Vuelta al pasado

José Antonio Ponte Far VIÉNDOLAS PASAR

FERROL

03 sep 2017 . Actualizado a las 05:00 h.

Llegamos a Santiago convocados por los organizadores del encuentro, y cada uno de nosotros lo hacía con el temor de si lograríamos reconocernos. Habíamos quedado delante del viejo Instituto Masculino Gelmírez, en la plaza de Mazarelos, donde habíamos estudiado todo o parte del bachillerato, que empezara en 1960 y que terminamos en 1967, el del PREU. Se trataba de celebrar el 50 aniversario de aquella promoción. Si lo del «veinte años no es nada» de Gardel ya era exagerado, lo de los cincuenta es una barbaridad, ya no hay tango que se atreva. Por eso, el temor a no reconocerse no era infundado. A nuestro favor jugaba el hecho de que habíamos quedado delante del edificio, y de que algunos habían continuado viéndose a lo largo de estos años. Lo primero que se me ocurrió al entrar en la plaza y ver a un grupo de señores abrazándose y saludándose efusivamente fueron aquellos versos de Blas de Otero: «Ay, qué fugazmente pasan los años bellos / y cómo pierde el color la rosa que encienden ellos». Porque los que allí nos fuimos concentrando estábamos tratando de reconocer en las figuras físicas actuales a los adolescentes que éramos hace cincuenta años. A aquellos chicos que habíamos convivido unos años y que a los diecisiete nos dispersamos en carreras y oficios distintos por lugares diferentes. Habíamos terminado la etapa quizá más libre y auténtica desde que la persona alcanza el uso de razón, y ya cada uno por su lado, se dispuso a estrenar su propia vida. El azar nos dispersó a estos viejos compañeros hacia destinos diversos y cada cual corrió su propia suerte de la mejor manera que pudo y supo.

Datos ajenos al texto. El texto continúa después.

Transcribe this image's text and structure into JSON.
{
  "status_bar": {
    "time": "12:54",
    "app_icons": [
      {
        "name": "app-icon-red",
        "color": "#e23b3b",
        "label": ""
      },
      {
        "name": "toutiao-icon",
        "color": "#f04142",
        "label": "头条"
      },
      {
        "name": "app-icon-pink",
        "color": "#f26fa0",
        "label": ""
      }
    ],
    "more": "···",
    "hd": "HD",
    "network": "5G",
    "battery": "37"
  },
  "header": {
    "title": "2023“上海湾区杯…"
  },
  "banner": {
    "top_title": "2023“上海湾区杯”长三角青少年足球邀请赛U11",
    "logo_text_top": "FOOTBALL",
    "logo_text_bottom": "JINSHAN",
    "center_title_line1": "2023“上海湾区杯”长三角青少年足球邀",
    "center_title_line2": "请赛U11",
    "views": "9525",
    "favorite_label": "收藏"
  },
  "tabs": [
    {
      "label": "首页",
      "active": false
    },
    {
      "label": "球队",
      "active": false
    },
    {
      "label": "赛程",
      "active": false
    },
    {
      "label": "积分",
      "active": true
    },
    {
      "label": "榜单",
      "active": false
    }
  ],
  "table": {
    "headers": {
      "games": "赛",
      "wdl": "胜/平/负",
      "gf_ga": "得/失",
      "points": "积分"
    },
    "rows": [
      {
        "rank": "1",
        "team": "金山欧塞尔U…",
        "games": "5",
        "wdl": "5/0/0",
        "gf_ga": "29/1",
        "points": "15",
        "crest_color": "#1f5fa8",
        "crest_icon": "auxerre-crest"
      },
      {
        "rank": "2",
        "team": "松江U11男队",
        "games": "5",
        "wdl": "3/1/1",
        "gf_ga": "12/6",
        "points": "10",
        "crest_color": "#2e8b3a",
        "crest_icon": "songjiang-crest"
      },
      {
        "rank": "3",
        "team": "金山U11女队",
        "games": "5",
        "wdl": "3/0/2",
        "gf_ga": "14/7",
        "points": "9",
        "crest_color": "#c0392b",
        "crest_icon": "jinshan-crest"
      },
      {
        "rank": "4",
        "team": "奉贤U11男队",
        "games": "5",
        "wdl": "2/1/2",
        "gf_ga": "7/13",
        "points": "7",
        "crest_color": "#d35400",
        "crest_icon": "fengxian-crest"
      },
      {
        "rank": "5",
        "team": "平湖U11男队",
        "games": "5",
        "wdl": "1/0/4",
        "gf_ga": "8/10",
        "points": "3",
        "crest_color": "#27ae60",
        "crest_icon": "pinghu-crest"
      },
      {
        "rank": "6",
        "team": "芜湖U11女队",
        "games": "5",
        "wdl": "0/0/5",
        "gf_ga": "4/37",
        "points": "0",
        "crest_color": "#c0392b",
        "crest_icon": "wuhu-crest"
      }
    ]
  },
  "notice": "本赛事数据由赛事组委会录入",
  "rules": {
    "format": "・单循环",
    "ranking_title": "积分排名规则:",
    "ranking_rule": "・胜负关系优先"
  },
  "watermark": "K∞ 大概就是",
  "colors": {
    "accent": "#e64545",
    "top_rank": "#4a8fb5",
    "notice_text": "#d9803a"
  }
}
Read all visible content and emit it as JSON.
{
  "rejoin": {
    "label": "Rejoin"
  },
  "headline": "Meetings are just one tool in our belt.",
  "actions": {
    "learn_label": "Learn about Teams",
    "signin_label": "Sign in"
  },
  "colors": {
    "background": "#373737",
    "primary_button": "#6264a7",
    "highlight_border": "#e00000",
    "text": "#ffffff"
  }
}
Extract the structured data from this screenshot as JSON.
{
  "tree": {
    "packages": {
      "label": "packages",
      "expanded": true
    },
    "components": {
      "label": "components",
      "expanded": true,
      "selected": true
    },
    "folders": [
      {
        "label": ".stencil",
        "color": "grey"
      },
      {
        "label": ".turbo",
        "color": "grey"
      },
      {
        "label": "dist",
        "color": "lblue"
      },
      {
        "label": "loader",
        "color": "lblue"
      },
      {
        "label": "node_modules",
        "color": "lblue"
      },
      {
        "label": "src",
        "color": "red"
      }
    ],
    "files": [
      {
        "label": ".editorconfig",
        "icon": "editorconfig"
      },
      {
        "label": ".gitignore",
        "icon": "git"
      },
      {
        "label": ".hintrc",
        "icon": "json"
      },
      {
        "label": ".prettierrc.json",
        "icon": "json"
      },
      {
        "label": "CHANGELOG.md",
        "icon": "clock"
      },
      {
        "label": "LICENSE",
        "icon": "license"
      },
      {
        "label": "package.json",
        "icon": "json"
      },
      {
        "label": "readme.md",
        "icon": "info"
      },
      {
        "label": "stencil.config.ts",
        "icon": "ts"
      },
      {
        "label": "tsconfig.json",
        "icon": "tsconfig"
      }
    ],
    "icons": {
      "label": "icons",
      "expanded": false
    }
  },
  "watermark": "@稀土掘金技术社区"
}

Y, por lo visto, no podemos quejarnos. Aquellos chavales casi anónimos que siempre encontraban un hueco en el denso horario lectivo (había clase los sábados) para dar un paseo por la Alameda y saludar (entornando un ojo a lo Robert Mitchum) a las chicas del instituto femenino o de las monjas (que no nos hacían ni caso); aquellos chicos que escapábamos al cine, a la sesión continua del Salón Teatro, en vez de ir a clase de religión y de política, hoy, muchos años después, son médicos de prestigio, ingenieros, arquitectos, profesores, empresarios, autónomos solventes… Pero, sobre todo, gente de bien, con una vida privada y profesional detrás que los afianza como hombres y como ciudadanos. Es cierto que eran buenos tiempos para encontrar después trabajo y poder desarrollar cada uno su profesión. Tuvimos más y mejores oportunidades que los jóvenes de hoy, a pesar de que no teníamos ni móviles, ni ordenadores, ni fotocopias, ni zapatillas de marca, ni docenas de pantalones y camisetas, ni siquiera televisión en casa. Vestíamos todos iguales por semana, y los domingos nos esmerábamos con la camisa blanca y la corbata festiva. Olíamos no a colonia cara, sino a jabón y a sencillez. De todo esto hablamos, y sin parar, desde el primer momento. Escapando de la tentación de que cualquier tiempo pasado fue mejor, pero reivindicando el valor de una época y de una forma de vivir.

La reunión duró todo el sábado, con comida generosa por medio. Había entre nosotros un páramo de años tan enorme, que había que recorrerlo aunque fuese a grandes zancadas. Contando anécdotas de aquellos años, volvíamos a vivirlas, porque la palabra las recreaba y las hacía más nuestras. Evocar aquellos tiempos acabó siendo una necesidad compartida y gozosamente disfrutada.